Built for basketball, the Big East is a big hit in March yet again.
Louisville, Pittsburgh and Connecticut helped the league that was created decades ago for hoops become the first conference to earn three No. 1 seeds in the NCAA Tournament.
North Carolina, the regular-season Atlantic Coast Conference champion, was the other top seed.
Still, the headlines on Selection Sunday belonged to the Big East, the league that gave us Patrick Ewing and John Thompson, one of the game’s biggest upsets (Villanova over Georgetown in 1985) and one of its greatest games (Syracuse over UConn in six overtimes just last week).
The coup of placing three teams on the top line comes 24 years after the Big East became the first league to get three teams in the Final Four — Georgetown, Villanova and St.

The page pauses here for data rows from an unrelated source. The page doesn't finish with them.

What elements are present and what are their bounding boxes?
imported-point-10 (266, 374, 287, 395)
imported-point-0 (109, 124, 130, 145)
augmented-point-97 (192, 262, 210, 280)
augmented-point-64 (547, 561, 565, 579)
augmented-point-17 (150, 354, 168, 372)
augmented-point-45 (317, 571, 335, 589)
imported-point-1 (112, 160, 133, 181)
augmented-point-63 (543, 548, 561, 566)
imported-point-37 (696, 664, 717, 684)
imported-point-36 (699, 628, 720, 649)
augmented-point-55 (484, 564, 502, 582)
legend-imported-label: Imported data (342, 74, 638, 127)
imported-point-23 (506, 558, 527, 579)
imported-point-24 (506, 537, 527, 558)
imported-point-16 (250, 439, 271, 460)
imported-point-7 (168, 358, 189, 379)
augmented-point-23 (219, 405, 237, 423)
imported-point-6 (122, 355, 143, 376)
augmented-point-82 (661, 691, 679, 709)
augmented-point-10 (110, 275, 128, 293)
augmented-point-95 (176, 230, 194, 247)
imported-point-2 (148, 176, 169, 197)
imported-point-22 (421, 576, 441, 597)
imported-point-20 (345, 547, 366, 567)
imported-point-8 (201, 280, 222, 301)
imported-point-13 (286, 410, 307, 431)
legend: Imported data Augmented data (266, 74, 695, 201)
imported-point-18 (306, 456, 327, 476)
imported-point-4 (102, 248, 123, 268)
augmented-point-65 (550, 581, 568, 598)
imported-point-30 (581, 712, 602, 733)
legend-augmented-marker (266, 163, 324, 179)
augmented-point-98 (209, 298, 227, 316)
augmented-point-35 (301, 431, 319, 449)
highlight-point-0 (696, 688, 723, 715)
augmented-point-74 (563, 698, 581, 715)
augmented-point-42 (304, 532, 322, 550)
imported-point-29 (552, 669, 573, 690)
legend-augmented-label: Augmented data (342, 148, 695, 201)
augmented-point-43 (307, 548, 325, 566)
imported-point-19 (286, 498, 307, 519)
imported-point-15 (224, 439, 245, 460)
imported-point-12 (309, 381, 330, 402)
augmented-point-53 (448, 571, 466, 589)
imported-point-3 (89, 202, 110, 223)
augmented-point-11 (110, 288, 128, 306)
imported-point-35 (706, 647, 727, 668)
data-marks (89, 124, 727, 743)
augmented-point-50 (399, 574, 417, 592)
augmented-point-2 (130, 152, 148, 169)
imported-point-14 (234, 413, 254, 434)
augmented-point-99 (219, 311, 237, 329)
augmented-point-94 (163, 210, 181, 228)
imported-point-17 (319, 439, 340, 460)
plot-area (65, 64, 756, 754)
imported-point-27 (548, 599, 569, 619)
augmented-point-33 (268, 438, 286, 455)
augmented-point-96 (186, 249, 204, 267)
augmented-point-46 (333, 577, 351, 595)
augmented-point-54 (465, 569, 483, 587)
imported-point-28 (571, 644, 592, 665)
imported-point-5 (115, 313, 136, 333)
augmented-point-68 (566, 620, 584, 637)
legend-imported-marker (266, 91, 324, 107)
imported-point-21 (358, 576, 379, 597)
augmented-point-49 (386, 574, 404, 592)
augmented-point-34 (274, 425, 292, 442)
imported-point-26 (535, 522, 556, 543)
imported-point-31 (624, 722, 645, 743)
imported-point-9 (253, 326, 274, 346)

John’s.
So much has changed since then. And so much has stayed the same.
“It speaks volumes for what it means to win the Big East,” said Louisville coach Rick Pitino, whose Cardinals are the tournament’s overall top seed and will play in the Midwest.
The Cardinals (28-5), winners of the regular-season and conference championships in the nation’s top-ranked conference, will open against the winner of an opening-round game Tuesday between Alabama State and Morehead State.
The rest of the tournament starts Thursday and Friday.
The Final Four is scheduled for Ford Field in Detroit on April 4 and 6. Last year, all four No. 1 teams made it to the Final Four. But Pitt (East), Carolina (South) and UConn (West) all know its called March Madness for a reason — things rarely go to form.
So, time to break out the brackets, sharpen some pencils and pay into an office pool (or two).
Maybe do a little griping here and there.
Among the aggrieved: Duke and Memphis, both overlooked in the quest for top seeding, settling for No. 2 seeds despite winning their conference tournaments. Memphis is often downgraded for playing in the less-than-stellar Conference USA, but John Calipari’s team proved people wrong last year, making it to the national title game.
“I know people in the city are mad,” he said. “That’s OK. Good karma, good will.”
At least they’re in the big show.
Penn State, San Diego State and St. Mary’s were among those left out despite some impressive credentials. St. Mary’s went 26-6 but lost by 25 to Gonzaga in its conference tournament final.
“I was hoping common sense prevailed,” coach Randy Bennett said. “Using common sense, we’re one of the top 34 (at-large) teams. This was the best team we’ve ever had, so it’s just disappointing to be in this situation.”
Feeling much differently was Arizona, which extended its NCAA-leading streak of tournament appearances to 25.
But this one might be the most hotly debated. The Wildcats finished 19-13 and were all but written off after a first-round loss in the Pac-10 tournament.
“They beat UCLA, they beat Gonzaga, they beat us,” said Washington coach Lorenzo Romar, whose team won the Pac-10 regular-season title. “I think people missed the boat on our conference this year. The selection committee understood the Pac-10 is better than people thought.”
Not surprisingly, the Big East also tied for the lead with seven teams in the tournament, along with the ACC and Big Ten.
The so-called mid-major conferences have gone from nine at-large bids in 2005 to four this year.
Besides St. Mary’s, Creighton got left out, as did New Mexico, UNLV and San Diego State, all from the Mountain West.